Mesmerised by the Mediterranean

Thu, Aug 9, 2012, 01:00

   

Owen Walsh’s central position in mid-20th- century Irish art deserves exploration, but an exhibition at NCAD lacks the substance to do it

IT’S GOOD that there’s a retrospective devoted to the work of Owen Walsh. He was a central figure in a generation of Irish artists who loosened up Irish art around the mid-20th century, incorporating various strands of European modernism in a highly personal, distinctly local way. What’s not so good, however, is that the exhibition, Colour and Light, currently showing at the Gallery, NCAD (and previously at the Linenhall in Castlebar) is less than substantial and for the most part does him few favours.
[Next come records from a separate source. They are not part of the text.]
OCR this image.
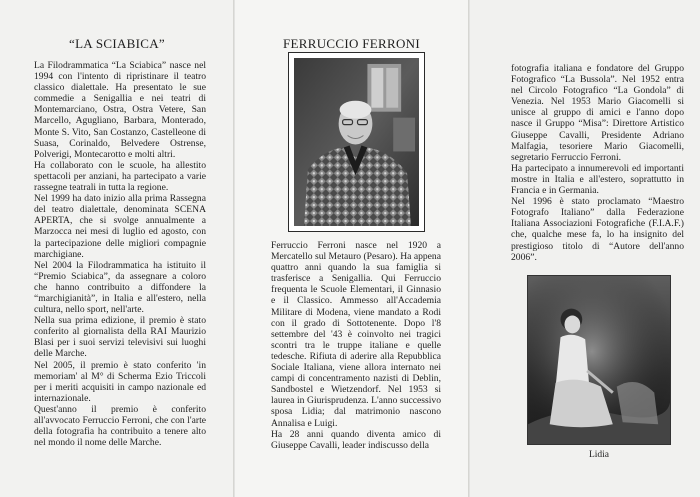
“LA SCIABICA”

La Filodrammatica “La Sciabica” nasce nel 1994 con l'intento di ripristinare il teatro classico dialettale. Ha presentato le sue commedie a Senigallia e nei teatri di Montemarciano, Ostra, Ostra Vetere, San Marcello, Agugliano, Barbara, Monterado, Monte S. Vito, San Costanzo, Castelleone di Suasa, Corinaldo, Belvedere Ostrense, Polverigi, Montecarotto e molti altri.

Ha collaborato con le scuole, ha allestito spettacoli per anziani, ha partecipato a varie rassegne teatrali in tutta la regione.

Nel 1999 ha dato inizio alla prima Rassegna del teatro dialettale, denominata SCENA APERTA, che si svolge annualmente a Marzocca nei mesi di luglio ed agosto, con la partecipazione delle migliori compagnie marchigiane.

Nel 2004 la Filodrammatica ha istituito il “Premio Sciabica”, da assegnare a coloro che hanno contribuito a diffondere la “marchigianità”, in Italia e all'estero, nella cultura, nello sport, nell'arte.

Nella sua prima edizione, il premio è stato conferito al giornalista della RAI Maurizio Blasi per i suoi servizi televisivi sui luoghi delle Marche.

Nel 2005, il premio è stato conferito 'in memoriam' al M° di Scherma Ezio Triccoli per i meriti acquisiti in campo nazionale ed internazionale.

Quest'anno il premio è conferito all'avvocato Ferruccio Ferroni, che con l'arte della fotografia ha contribuito a tenere alto nel mondo il nome delle Marche.

FERRUCCIO FERRONI

Ferruccio Ferroni nasce nel 1920 a Mercatello sul Metauro (Pesaro). Ha appena quattro anni quando la sua famiglia si trasferisce a Senigallia. Qui Ferruccio frequenta le Scuole Elementari, il Ginnasio e il Classico. Ammesso all'Accademia Militare di Modena, viene mandato a Rodi con il grado di Sottotenente. Dopo l'8 settembre del '43 è coinvolto nei tragici scontri tra le truppe italiane e quelle tedesche. Rifiuta di aderire alla Repubblica Sociale Italiana, viene allora internato nei campi di concentramento nazisti di Deblin, Sandbostel e Wietzendorf. Nel 1953 si laurea in Giurisprudenza. L'anno successivo sposa Lidia; dal matrimonio nascono Annalisa e Luigi.

Ha 28 anni quando diventa amico di Giuseppe Cavalli, leader indiscusso della

fotografia italiana e fondatore del Gruppo Fotografico “La Bussola”. Nel 1952 entra nel Circolo Fotografico “La Gondola” di Venezia. Nel 1953 Mario Giacomelli si unisce al gruppo di amici e l'anno dopo nasce il Gruppo “Misa”: Direttore Artistico Giuseppe Cavalli, Presidente Adriano Malfagia, tesoriere Mario Giacomelli, segretario Ferruccio Ferroni.

Ha partecipato a innumerevoli ed importanti mostre in Italia e all'estero, soprattutto in Francia e in Germania.

Nel 1996 è stato proclamato “Maestro Fotografo Italiano” dalla Federazione Italiana Associazioni Fotografiche (F.I.A.F.) che, qualche mese fa, lo ha insignito del prestigioso titolo di “Autore dell'anno 2006”.

Lidia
It’s true that a substantial amount of Walsh’s work has not dated well. Although visibly fired with the enthusiasm of personal discovery and liberation, many of his paintings were essentially apprentice pieces. There’s no harm in that, but they can come across now as tentative versions of long familiar artistic exemplars. On the other hand, one of the good things about the show is that it highlights the commercial work he did during the 1950s and 1960s, when he did design and illustration for fashion magazines including Creation and worked for McConnells advertising agency.

This work too is very much of its time, but the cool classicism of the 1950s has aged well, and there the crisp freshness of his draughtsmanship comes through clearly.

He was born in Co Mayo in 1933, one of five children in a prosperous family in Westport. He went to Blackrock College as a boarder, and he excelled at rugby as well as art. The realisation that he suffered from a form of epilepsy ruled out a serious pursuit of physical sports. He shone as a student at the National College of Art and Design in the early 1950s, receiving several awards. But the most exciting, formative time for him as an artist came in the years immediately following graduation from the NCAD when, on the strength of a MacAuley fellowship, he went to travel and study in Spain, spending time in Madrid, Toledo and Barcelona. From Spain he went on to Italy, to Venice and Ravenna. He also spent some time in France in the 1960s.

The colour, light and brio of Mediterranean life, landscape and art made an indelible impression on him. He was clearly much taken with the stylistic boldness of Matisse and other Post-Impressionists, especially when it came to saying more with less. Much of his work is spare, almost elliptical in outlining compositional forms. There’s no holding back in terms of palette, though. He had no problem with using bright, sunny, vibrant colours, startling in the muted context of the Irish climate and landscape.